There is a strain of thought among so-called never-Trumpers that there is a thing called Trumpism, and there is the Republican Party, and that they are two separate and distinct entities. The thinking, apparently, is that deep in the soul of the Republican Party there is a core of people who are not racists, not religious bigots, not fascists. 

Former Massachusetts governor William Weld is now putting that notion to the acid test. A few days ago he addressed the NAACP convention and said this:

Donald Trump is a raging racist, Okay? He’s a complete and thoroughgoing racist. And he made that choice, a choice a long time ago, when he was engaged in the housing business in New York with his father,” Weld said, speaking at the NAACP convention in Detroit on Wednesday.

He added: “The national Republican Party, has a choice. And a lot of them like to think that it’s a political choice. But it’s not a political choice. It’s a moral choice.”

Weld is casting his campaign as the last chance for the Republican Party to turn away from the racism (I don’t know if he is concerned about the drift toward fascism) about which Trump is so open. Those of us who’ve been watching know that the dog whistles began blowing in 1968, but let’s put that aside for the moment.

It strikes me that Weld is right. He’s offering Republican voters a choice between “Trumpism” and the mythical Republicanism of fantasists like David Brooks.

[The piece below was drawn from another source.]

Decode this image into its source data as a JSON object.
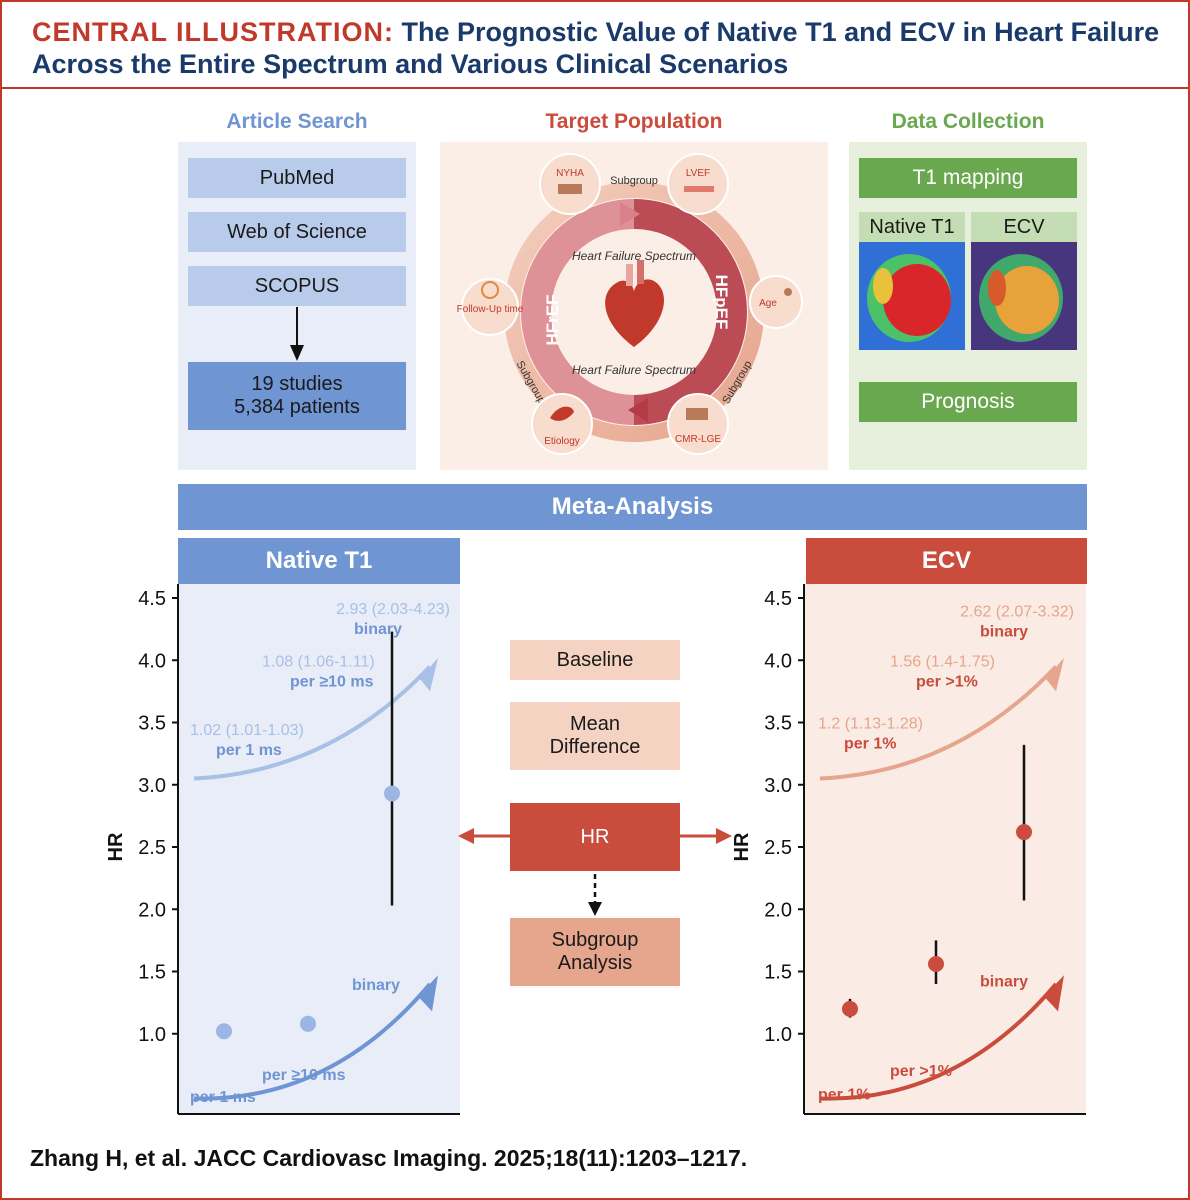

I would hazard a prediction that Weld won’t get more than 10% of the vote in any state, even Massachusetts, even if Trump’s crimes have been fully exposed by the time the primaries roll around. If he gets that high, it will be because most Republicans won’t bother to vote in the primaries simply because there’s no real threat to Trump, so his theoretical 10% would actually represent perhaps 5% of Republicans.

So, that brings us to the ultimate question. Will the punditry finally acknowledge that there is no distinction between Trumpism and Republicanism, once Weld finishes the primary season without a single convention delegate? Or will the mythical Republican Party live on in the mindless drivel penned by people like Brooks?

I really wish there were someone stupid enough to bet that the punditry will change its tune. I could make a lot of money betting against that person.